Paarden. Elke boerderij had paarden voor het werk. Paarden moesten dus ook gefokt worden. Ook hier grepen de Staaten vaak in. Voor het dekken moesten alleen goedgekeurde hengsten gebruikt worden.
Vee. De koeien kregen kalveren en er werd dus ook in vee gehandeld. Het verkopen gebeurde op de plaatselijke markten maar vooral werd daarvoor de wekelijkse veemarkt in Leeuwarden uitgezocht.
Inkomen.
Voor 1729 heeft van der Meer uitgerekend welk deel van de plaats met welke gewassen verbouwd was en wat de opbrengst in ljippen per plusmiet = loopen per pondemaat (een ljippen = 21.6 liter en een plusmiet = 36.8 are). Dus 1 lj/pm = 58 l/ha.

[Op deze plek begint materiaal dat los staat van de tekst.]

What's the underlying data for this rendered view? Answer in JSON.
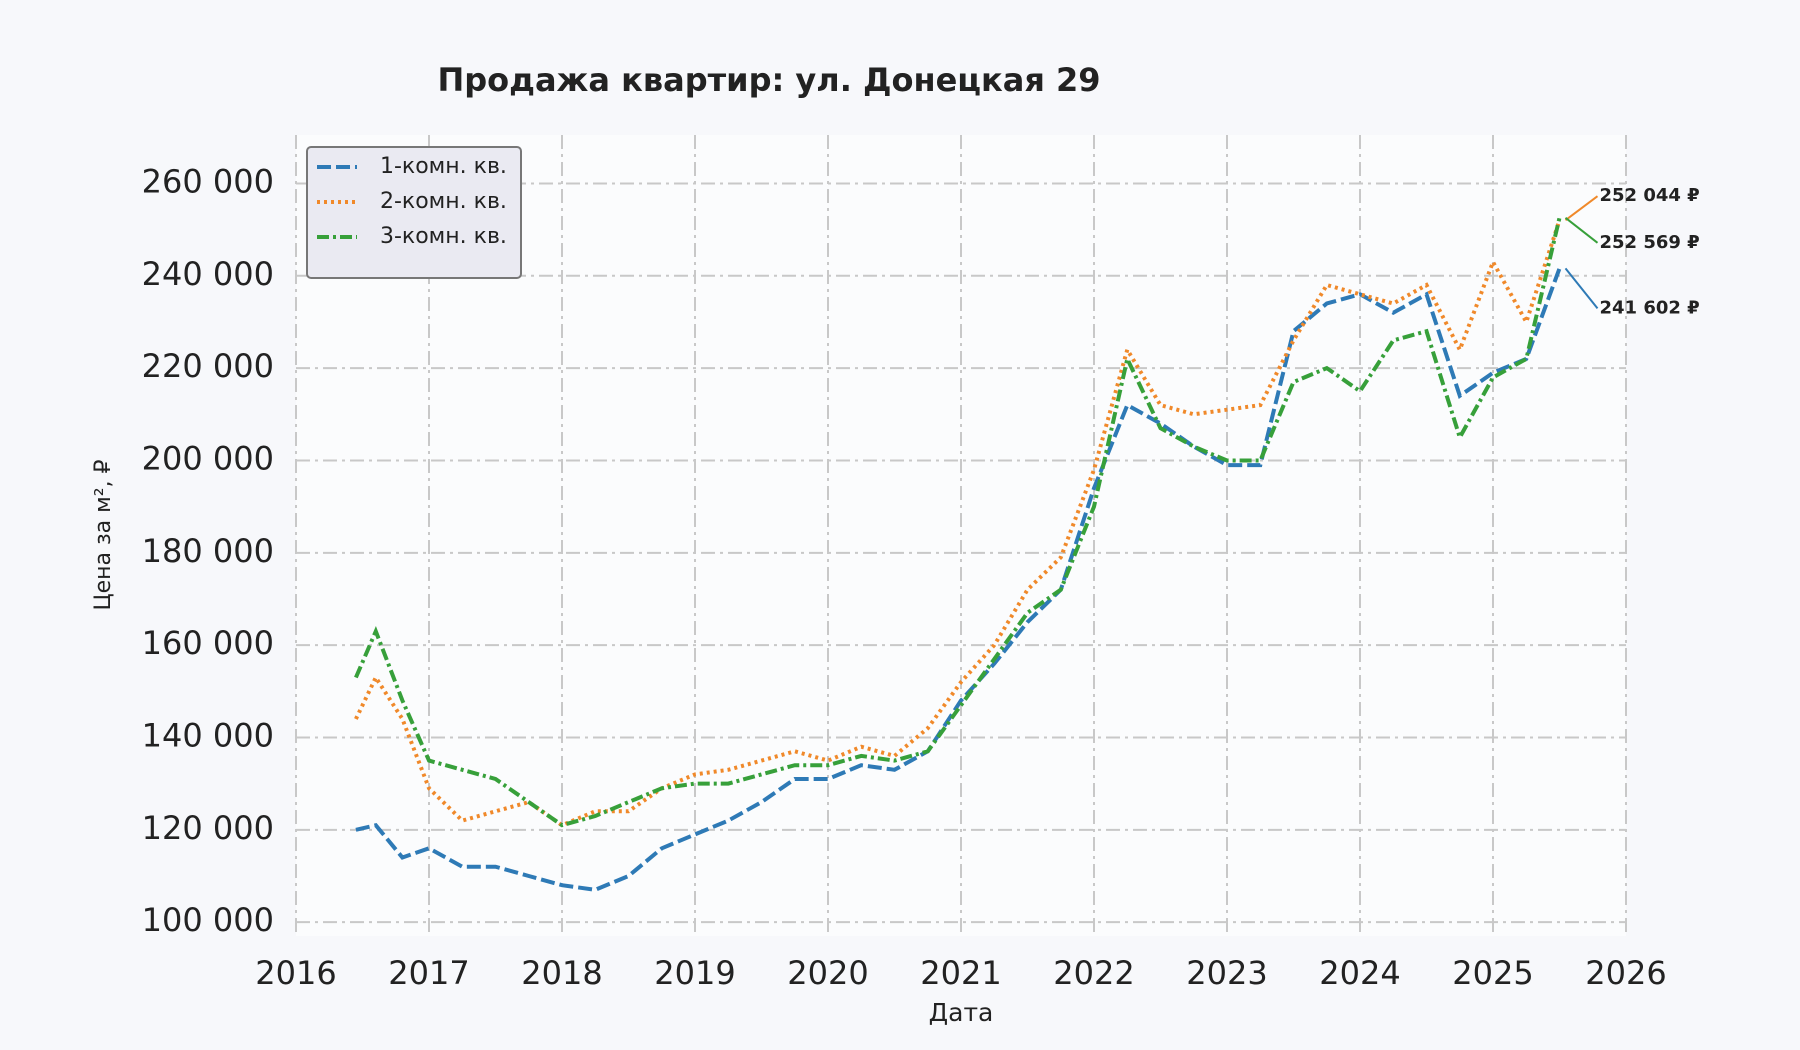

Haver Tarwe Erwten/Bonen Winterkoren
15 34 27 24 %
16 11 5 22 lj/pm
Behalve de grote hoeveelheden granen en bonen werd er af en toe een koubeest of wat schapen verkocht, soms hooi. Ook werden regelmatig boter en appels verkocht.
Het bruto inkomen van Sopsum over de jaren 1702-1735 varieerde van jaar tot jaar tussen 350 en 1000 carolusguldens. Een gemiddelde is ongeveer 550 cg. De loonkosten stegen over die periode van 80 naar 170 cg. Het grootste deel van het loon (ongeveer 5/6) ging naar de feinten.
Boerderijtype
Noord-Nederlandse huisgroep of Friese huisgroep
Deze groep omvat de boerderijen van Noord-Holland, Friesland, Groningen en de Waddeneilanden. Het zijn boerderijen met overwegend veehouderij en ze hebben een dekbalkgebint. Ervan afgeleide vormen komen voor in het oosten van Drenthe en Overijssel en in Zuid-Holland. Bekend zijn de stolp (Noord-Holland), de stelp en de kop-hals-rompboerderij (Friesland). In Groningen zijn de enorme driekap-boerderijen en het Oldambster type te vinden.
Oud-Fries Langhuis
Een Oud Fries langhuis is een bekend boerderijtype dat vroeger veel voorkwam in Noord-Holland, Groningen, Friesland en het Duitse kustgebied. Het boerderijtype wordt ook wel het Friese langhuis genoemd. Een Oud Fries langhuis bestaat uit een woonhuis, een lager gelegen middeldeel met een keuken en een grote melkruimte en een stal. In de lange stal van een Oud Fries langhuis kunnen tien tot vijftig koeien staan. De melk van deze koeien wordt in de melkruimte verwerkt, in het lager gelegen middeldeel van het huis.Vrijwel alle traditionele Friese langhuizen hebben een oude rookkist. Deze rookkist werd niet voor niets in de boerderijen gebouwd. Door de rookkist moest namelijk de rook van het warme haardvuurtje ontsnappen.
Huizen met een schuur
Stolpboerderij (Noord-Holland)
Een stolpboerderij is een boerderijtype, dat vooral in Noord-Holland voorkomt. Het is een vierkante boerderij met een piramidevormig dak. Onder dit dak was plaats voor de boerenfamilie, het vee, het hooi, de wagens en andere werktuigen. Dit boerderijtype valt in de hoofdgroep Noordelijke huisgroep, net als de Friese verwant, de stelpboerderij.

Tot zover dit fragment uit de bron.